Comedy lies in the timing. Professor Hawking knew this, and, over the years, became incredibly proficient at the art of the comedic pause. It is a tough art to master: either indefinitely stretching the pause before a line to elevate the tension and uncertainty before laying down the coup de grace, or getting an answer out quick like a rapid jab. Professor Hawking deployed his pauses with terrific unpredictability, and even began to use the monotone of his speech synthesiser to his advantage. His sarcasm, wit and insight were all amplified by that unwavering yet unmistakable voice. It became the ultimate in deadpan delivery.
This served Professor Hawking tremendously well on The Simpsons, a show on which he appeared four times, voicing himself. We first met him in the 1999 episode They Saved Lisa’s Brain, where the professor voices his disdain of the Springfield Mensa association and tells Lisa Simpson that “sometimes the smartest of us can be the most childish”. “Even you?” she asks, brimming with hope. “No,” he says, markedly without pause. “Not me. Never.”
“Your theory of a donut shaped universe is intriguing, Homer,” he later told Homer Simpson over a beer. “I may have to steal it.” It’s a nice gag hinging on Homer’s love for that particular dessert, but it is also a stealthy allusion to the toroidal theory which posits that the universe could indeed be shaped like a donut. Even when he made us laugh, he made us a little smarter.
He clearly liked television, appearing in three episodes of Futurama, seven episodes of The Big Bang Theory, and one rather unforgettable episode of Star Trek: The Next Generation, where he, as a hologram, plays poker—not dice, alas—with Albert Einstein, Isaac Newton and Data, the show’s android. “Not the apple story again,” Professor Hawking groans, cutting Newton off mid-sentence at one point. Finally, when Einstein calls his hand, he grins and says, “Wrong again, Albert”, as he displays the winning cards.
Television host John Oliver interviewed him for his show, Last Week Tonight, and the professor maimed him with wit. “You once stated that there could be an infinite number of parallel universes, so theoretically there could be a universe where I’m smarter than you,” asks Oliver. “Yes,” replies Hawking, taking that critical pause right after. “And also a universe where you’re funny.” It is at the end of the interview, though, that Hawking winks at us most wickedly:
“Who is talking to me right now?” Oliver asks. “You or the sentient computer pretending to talk on your behalf?”

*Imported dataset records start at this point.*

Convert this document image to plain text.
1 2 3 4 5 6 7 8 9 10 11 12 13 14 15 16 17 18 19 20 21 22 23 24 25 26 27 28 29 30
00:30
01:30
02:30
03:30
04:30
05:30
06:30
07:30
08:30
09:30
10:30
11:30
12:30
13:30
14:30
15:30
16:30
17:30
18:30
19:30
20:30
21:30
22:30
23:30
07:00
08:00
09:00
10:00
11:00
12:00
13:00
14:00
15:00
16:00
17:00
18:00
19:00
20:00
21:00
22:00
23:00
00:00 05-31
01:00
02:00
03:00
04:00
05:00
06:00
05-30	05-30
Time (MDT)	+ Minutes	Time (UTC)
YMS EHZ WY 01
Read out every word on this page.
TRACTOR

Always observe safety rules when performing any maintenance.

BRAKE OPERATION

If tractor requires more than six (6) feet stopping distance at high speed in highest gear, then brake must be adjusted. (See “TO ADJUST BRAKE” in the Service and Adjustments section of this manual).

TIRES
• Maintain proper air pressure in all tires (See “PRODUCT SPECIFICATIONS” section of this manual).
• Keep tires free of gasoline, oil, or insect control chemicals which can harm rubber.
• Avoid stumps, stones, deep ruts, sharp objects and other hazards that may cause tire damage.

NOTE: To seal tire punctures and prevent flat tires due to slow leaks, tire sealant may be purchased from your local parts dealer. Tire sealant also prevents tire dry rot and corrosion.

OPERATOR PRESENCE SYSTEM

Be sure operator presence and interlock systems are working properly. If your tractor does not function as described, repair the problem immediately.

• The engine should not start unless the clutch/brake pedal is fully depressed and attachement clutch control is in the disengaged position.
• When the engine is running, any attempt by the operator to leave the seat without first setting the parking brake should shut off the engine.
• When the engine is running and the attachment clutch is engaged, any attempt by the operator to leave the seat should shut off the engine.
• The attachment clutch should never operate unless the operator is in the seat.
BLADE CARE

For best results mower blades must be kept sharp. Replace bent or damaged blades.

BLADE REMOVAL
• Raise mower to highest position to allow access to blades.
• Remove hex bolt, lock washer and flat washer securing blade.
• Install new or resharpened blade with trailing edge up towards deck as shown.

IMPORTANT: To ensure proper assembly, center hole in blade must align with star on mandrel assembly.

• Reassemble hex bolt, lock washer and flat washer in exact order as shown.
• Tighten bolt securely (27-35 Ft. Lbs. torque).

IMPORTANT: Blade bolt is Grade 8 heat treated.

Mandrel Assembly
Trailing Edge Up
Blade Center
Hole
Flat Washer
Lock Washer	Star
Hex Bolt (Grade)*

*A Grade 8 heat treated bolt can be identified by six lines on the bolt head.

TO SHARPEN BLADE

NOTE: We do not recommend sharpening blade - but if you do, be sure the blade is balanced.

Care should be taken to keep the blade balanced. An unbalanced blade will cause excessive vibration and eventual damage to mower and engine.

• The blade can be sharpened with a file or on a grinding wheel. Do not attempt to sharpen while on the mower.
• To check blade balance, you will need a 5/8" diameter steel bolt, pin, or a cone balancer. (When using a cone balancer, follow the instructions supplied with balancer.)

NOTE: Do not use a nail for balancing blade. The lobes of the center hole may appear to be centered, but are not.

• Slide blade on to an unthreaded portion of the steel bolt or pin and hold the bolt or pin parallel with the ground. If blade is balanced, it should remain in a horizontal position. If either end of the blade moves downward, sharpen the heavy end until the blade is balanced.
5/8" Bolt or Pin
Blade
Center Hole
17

“It’s me,” Hawking replies.
“Who’s saying that, Stephen? You or the machine?”
“Both of us.”
Ah, classic Stephen.
One of my all-time favourite Stephen Hawking moments came when the professor sang Monty Python’s Galaxy Song for charity a few years ago, correcting the technicalities in the song’s words and numbers as he went along. It is an unbelievable treat, and these lyrics sound suitably profound when coming from the smartest human in the universe: “Pray that there’s intelligent life somewhere up in space, cause there’s bugger-all down here on Earth.”
“Life would be tragic if it wasn’t funny,” Stephen Hawking had once said, and clearly enjoyed not only observing the humour in the world, but also pointing it out. His appearances on popular and irreverent mainstream television made us, the viewers, feel included. For a brief moment we shared a laugh and got to be in the same orbit as him. We felt that this massively brilliant man watches the same television we do, and that’s a genuinely comforting thought. Professor Hawking was an extraordinary man who loved ordinary things.